WebSleuth includes smart throttling to avoid server overload and respect rate limits:

```python
from websleuth.shared_utils import ExponentialBackoffHelper

# Create a custom backoff helper
backoff = ExponentialBackoffHelper(backoff_factor=2)

# Get backoff time for each attempt
wait_time = backoff.get_backoff_time(attempt=1)  # 2 seconds
wait_time = backoff.get_backoff_time(attempt=2)  # 4 seconds
wait_time = backoff.get_backoff_time(attempt=3)  # 8 seconds
```

The auto-throttling mechanism automatically adjusts request delays based on response times and success rates, ensuring respectful scraping.

## 📋 Dependencies

- `requests` - HTTP requests for synchronous scraping
- `aiohttp` - Asynchronous HTTP requests
- `beautifulsoup4` - HTML parsing with CSS selectors
- `lxml` - Fast HTML parsing with XPath support
- `fake-useragent` - User agent rotation
- `openpyxl` - Excel file export
- `aiofiles` - Asynchronous file operations

## 🤝 Contributing

Contributions are welcome!

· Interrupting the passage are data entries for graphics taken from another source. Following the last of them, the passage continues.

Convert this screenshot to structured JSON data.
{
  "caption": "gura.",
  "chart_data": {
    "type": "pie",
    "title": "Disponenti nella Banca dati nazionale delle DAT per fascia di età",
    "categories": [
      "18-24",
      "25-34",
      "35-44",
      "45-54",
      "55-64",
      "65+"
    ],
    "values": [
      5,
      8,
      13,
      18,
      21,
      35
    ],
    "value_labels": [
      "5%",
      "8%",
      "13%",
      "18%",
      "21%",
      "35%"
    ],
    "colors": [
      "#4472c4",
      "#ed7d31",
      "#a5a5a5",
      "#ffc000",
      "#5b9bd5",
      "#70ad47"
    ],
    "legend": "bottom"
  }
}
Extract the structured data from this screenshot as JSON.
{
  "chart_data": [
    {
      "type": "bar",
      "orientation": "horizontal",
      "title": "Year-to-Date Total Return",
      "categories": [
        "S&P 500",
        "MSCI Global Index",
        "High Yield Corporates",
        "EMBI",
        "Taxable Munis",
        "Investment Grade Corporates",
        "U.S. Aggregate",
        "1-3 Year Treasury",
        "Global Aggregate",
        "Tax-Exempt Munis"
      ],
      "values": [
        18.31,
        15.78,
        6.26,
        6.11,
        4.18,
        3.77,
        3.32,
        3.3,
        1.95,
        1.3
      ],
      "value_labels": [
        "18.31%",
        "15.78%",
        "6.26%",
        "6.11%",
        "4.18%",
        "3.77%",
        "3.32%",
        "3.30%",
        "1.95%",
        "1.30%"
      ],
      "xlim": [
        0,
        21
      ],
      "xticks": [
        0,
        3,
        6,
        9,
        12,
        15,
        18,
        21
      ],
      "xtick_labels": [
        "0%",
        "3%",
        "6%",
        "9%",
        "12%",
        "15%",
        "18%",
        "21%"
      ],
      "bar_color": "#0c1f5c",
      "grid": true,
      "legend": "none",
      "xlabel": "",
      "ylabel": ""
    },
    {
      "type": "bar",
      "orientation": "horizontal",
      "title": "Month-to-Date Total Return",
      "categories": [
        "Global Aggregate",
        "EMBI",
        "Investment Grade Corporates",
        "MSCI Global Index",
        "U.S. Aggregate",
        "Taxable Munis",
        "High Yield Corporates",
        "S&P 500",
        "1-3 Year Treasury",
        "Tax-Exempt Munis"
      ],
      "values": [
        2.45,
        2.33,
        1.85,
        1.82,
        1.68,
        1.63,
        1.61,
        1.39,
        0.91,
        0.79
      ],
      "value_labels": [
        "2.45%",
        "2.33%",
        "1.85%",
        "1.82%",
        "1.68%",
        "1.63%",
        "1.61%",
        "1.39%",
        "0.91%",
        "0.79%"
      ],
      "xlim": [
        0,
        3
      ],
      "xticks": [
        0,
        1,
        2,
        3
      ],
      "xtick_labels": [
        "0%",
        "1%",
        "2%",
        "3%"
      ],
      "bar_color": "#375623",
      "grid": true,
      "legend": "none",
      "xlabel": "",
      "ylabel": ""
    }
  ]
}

Please feel free to submit a Pull Request.

1. Fork the repository
2. Create your feature branch (`git checkout -b feature/amazing-feature`)
3. Commit your changes (`git commit -m 'Add some amazing feature'`)
4. Push to the branch (`git push origin feature/amazing-feature`)
5. Open a Pull Request

## 📄 License

This project is licensed under the MIT License - see the LICENSE file for details.